Big compute architecture style

The term big compute describes large-scale workloads that can require hundreds or thousands of cores. Use cases that require big compute include image rendering, fluid dynamics, financial risk modeling, oil exploration, drug design, and engineering stress analysis.

Diagram that illustrates a big compute architecture style.

The following characteristics are common in big compute applications:

  • The work can be split into discrete tasks that can run across many cores simultaneously.

  • Each task is finite. It takes input, processes that input, and produces an output. The entire application can run for a few minutes to several days, but it runs for a finite amount of time. A common pattern is to provision a large number of cores in a burst and then reduce the number of cores to zero when the application completes.

  • The application doesn't need to continuously run. However, the system must handle node failures or application crashes.

  • For some applications, tasks are independent and can run in parallel. In other cases, tasks are tightly coupled, which means that they must interact or exchange intermediate results. In this case, consider using high-speed networking technologies such as InfiniBand and remote direct memory access (RDMA).

  • Depending on your workload, you might use compute-intensive virtual machine (VM) sizes like H16r, H16mr, and A9.

When to use this architecture

  • Computationally intensive operations such as simulations and number crunching

  • Simulations that are computationally intensive and must be split across CPUs in hundreds or thousands of computers

  • Simulations that require too much memory for one computer and must be split across multiple computers

  • Long-running computations that take too long to complete on a single computer

  • Smaller computations that must run hundreds or thousands of times, such as Monte Carlo simulations

Benefits

  • High performance with embarrassingly parallel processing

  • The ability to use hundreds or thousands of computer cores to solve large problems faster

  • Access to specialized high-performance hardware that uses dedicated high-speed InfiniBand networks

  • The ability to provision and remove VMs as needed

Challenges

  • Managing the VM infrastructure

  • Managing the volume of number crunching

  • Provisioning thousands of cores in a timely manner

  • For tightly coupled tasks, adding more cores can have diminishing returns. You might need to experiment to find the optimum number of cores.

Big compute by using Azure Batch

Azure Batch is a managed service for running large-scale, high-performance computing (HPC) applications.

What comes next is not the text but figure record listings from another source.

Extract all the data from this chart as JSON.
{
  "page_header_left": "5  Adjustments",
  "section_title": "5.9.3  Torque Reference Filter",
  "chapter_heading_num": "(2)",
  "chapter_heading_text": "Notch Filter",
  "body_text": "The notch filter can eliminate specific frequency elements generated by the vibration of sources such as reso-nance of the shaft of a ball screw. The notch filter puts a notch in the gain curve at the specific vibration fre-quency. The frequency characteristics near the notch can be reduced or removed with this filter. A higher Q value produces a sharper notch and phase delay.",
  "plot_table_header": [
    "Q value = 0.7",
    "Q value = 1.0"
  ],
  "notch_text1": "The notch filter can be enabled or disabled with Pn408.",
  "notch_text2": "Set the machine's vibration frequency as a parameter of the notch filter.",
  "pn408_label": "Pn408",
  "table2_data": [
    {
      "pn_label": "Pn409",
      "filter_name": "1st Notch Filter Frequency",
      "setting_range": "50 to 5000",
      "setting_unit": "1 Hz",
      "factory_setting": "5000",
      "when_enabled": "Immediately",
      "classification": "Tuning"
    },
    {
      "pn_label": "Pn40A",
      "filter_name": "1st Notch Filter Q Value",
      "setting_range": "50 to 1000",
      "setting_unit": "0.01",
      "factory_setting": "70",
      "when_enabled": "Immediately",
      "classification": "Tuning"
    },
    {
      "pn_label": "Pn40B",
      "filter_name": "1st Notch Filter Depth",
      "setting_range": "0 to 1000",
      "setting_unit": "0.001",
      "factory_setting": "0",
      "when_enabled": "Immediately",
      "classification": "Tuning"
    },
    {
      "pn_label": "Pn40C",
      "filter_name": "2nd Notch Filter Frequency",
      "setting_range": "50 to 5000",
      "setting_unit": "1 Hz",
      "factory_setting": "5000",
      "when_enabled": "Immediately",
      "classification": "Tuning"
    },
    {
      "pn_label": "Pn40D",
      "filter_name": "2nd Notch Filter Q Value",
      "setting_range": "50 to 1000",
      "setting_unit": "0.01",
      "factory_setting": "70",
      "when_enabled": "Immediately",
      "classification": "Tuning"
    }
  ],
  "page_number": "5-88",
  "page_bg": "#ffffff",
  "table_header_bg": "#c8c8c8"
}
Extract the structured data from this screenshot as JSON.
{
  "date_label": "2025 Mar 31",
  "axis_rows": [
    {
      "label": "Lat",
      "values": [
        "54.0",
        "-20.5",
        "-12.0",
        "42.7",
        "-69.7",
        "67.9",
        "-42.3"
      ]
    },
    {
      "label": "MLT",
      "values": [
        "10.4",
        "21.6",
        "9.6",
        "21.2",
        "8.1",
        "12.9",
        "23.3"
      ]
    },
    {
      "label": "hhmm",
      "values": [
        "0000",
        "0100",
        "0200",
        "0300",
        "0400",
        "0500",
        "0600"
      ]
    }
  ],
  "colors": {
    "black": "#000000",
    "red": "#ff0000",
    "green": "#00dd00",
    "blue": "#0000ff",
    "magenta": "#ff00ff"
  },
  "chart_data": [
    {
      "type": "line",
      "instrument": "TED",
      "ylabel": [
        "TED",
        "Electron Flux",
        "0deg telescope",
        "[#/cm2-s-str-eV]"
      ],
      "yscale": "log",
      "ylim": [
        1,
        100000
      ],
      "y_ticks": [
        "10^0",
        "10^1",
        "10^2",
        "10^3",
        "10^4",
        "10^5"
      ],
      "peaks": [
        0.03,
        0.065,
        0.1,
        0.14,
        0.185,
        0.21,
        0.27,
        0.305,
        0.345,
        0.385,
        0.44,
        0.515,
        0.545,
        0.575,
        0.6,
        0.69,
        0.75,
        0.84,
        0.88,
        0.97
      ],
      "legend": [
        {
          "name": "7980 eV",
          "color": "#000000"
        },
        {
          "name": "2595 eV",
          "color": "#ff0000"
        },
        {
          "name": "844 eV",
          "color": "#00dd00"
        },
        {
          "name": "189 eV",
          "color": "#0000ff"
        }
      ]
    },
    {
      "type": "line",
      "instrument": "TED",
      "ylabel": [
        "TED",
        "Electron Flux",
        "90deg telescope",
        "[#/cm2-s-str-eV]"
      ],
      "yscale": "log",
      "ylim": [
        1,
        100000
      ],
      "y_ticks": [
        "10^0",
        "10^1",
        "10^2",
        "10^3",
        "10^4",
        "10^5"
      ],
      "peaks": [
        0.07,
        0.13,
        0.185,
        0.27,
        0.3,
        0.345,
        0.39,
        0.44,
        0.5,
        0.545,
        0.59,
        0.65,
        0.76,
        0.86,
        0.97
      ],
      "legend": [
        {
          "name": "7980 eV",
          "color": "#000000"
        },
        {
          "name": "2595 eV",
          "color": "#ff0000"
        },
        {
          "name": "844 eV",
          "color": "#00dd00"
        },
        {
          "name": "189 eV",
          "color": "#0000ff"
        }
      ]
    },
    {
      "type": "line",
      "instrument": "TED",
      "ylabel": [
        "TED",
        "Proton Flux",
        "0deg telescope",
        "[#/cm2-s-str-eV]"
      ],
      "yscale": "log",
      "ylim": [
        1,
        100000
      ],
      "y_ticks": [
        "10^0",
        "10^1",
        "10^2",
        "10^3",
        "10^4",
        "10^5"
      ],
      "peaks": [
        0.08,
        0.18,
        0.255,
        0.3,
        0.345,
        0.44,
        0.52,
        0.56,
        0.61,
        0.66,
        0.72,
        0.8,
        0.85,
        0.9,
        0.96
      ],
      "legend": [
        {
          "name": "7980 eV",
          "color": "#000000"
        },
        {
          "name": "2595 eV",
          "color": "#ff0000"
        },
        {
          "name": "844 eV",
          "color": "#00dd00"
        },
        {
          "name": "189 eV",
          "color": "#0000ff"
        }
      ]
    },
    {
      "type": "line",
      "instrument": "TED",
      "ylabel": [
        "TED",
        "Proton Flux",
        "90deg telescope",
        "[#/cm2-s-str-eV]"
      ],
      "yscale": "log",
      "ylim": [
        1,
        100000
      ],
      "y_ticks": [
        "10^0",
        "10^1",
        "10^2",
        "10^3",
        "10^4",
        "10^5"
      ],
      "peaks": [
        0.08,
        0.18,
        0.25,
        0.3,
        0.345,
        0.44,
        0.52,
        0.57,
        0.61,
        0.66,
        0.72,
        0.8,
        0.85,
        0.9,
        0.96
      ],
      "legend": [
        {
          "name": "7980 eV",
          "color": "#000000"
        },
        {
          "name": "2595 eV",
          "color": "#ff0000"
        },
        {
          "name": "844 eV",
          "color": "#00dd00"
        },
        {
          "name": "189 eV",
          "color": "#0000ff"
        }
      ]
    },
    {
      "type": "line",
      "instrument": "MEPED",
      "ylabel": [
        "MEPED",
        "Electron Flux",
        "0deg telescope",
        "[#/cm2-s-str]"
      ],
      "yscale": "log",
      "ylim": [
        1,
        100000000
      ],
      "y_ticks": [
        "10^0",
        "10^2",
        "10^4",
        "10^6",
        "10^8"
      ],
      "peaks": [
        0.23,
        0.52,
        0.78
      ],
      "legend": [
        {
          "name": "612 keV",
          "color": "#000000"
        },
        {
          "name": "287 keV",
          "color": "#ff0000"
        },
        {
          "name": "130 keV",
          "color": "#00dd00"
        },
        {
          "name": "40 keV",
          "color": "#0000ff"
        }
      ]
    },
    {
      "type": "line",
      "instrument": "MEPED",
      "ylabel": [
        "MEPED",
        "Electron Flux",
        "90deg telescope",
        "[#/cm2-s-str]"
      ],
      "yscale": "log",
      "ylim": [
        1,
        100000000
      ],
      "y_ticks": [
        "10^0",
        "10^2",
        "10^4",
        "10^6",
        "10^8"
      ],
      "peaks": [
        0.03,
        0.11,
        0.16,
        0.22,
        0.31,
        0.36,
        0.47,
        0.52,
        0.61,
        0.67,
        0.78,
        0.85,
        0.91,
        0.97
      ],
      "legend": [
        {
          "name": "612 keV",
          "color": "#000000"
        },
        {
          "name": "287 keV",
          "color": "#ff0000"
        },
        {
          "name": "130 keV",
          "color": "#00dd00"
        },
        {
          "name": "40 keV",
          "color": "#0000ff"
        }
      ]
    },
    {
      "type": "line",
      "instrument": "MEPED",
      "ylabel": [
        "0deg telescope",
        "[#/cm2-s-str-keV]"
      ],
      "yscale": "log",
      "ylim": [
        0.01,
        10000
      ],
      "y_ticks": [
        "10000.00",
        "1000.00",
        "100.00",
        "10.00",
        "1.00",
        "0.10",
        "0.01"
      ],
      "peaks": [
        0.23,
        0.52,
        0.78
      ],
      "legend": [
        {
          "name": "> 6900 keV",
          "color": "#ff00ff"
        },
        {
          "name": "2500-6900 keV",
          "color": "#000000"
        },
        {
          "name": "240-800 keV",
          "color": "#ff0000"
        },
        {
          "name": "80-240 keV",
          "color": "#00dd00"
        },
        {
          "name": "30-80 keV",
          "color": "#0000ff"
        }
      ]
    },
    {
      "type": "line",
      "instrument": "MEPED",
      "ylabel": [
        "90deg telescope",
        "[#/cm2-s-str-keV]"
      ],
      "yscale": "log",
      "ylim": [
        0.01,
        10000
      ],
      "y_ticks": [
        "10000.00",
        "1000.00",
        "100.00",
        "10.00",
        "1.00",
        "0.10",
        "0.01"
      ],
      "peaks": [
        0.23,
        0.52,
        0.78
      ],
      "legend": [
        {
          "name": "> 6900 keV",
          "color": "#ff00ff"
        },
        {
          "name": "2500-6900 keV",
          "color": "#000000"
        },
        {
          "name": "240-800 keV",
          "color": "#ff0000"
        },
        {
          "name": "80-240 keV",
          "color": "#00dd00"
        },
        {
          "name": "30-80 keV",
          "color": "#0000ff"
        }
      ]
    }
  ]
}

Use Batch to configure a VM pool and upload the applications and data files. The Batch service provisions the VMs, assigns tasks to the VMs, runs the tasks, and monitors the progress. Batch can automatically scale out the VMs in response to the workload. Batch also provides job scheduling.

Diagram of a big compute architecture that uses Batch.

Big compute that runs on VMs

You can use Microsoft HPC Pack to administer a cluster of VMs and schedule and monitor HPC jobs. If you use this approach, you must provision and manage the VMs and network infrastructure. Consider this approach if you have existing HPC workloads and want to move some or all of them to Azure. You can move the entire HPC cluster to Azure, or you can keep your HPC cluster on-premises and use Azure for burst capacity. For more information, see HPC on Azure.

HPC Pack deployed to Azure

In this scenario, the HPC cluster is created entirely within Azure.

Diagram that shows HPC Pack deployed to Azure.

The head node provides management and job scheduling services to the cluster. For tightly coupled tasks, use an RDMA network that provides high-bandwidth, low-latency communication between VMs. For more information, see Overview of Microsoft HPC Pack 2019.

Burst an HPC cluster to Azure

In this scenario, you run HPC Pack on-premises and use Azure VMs for burst capacity. The cluster head node is on-premises. Azure ExpressRoute or Azure VPN Gateway connects the on-premises network to the Azure virtual network.

Diagram that shows a hybrid big compute cluster.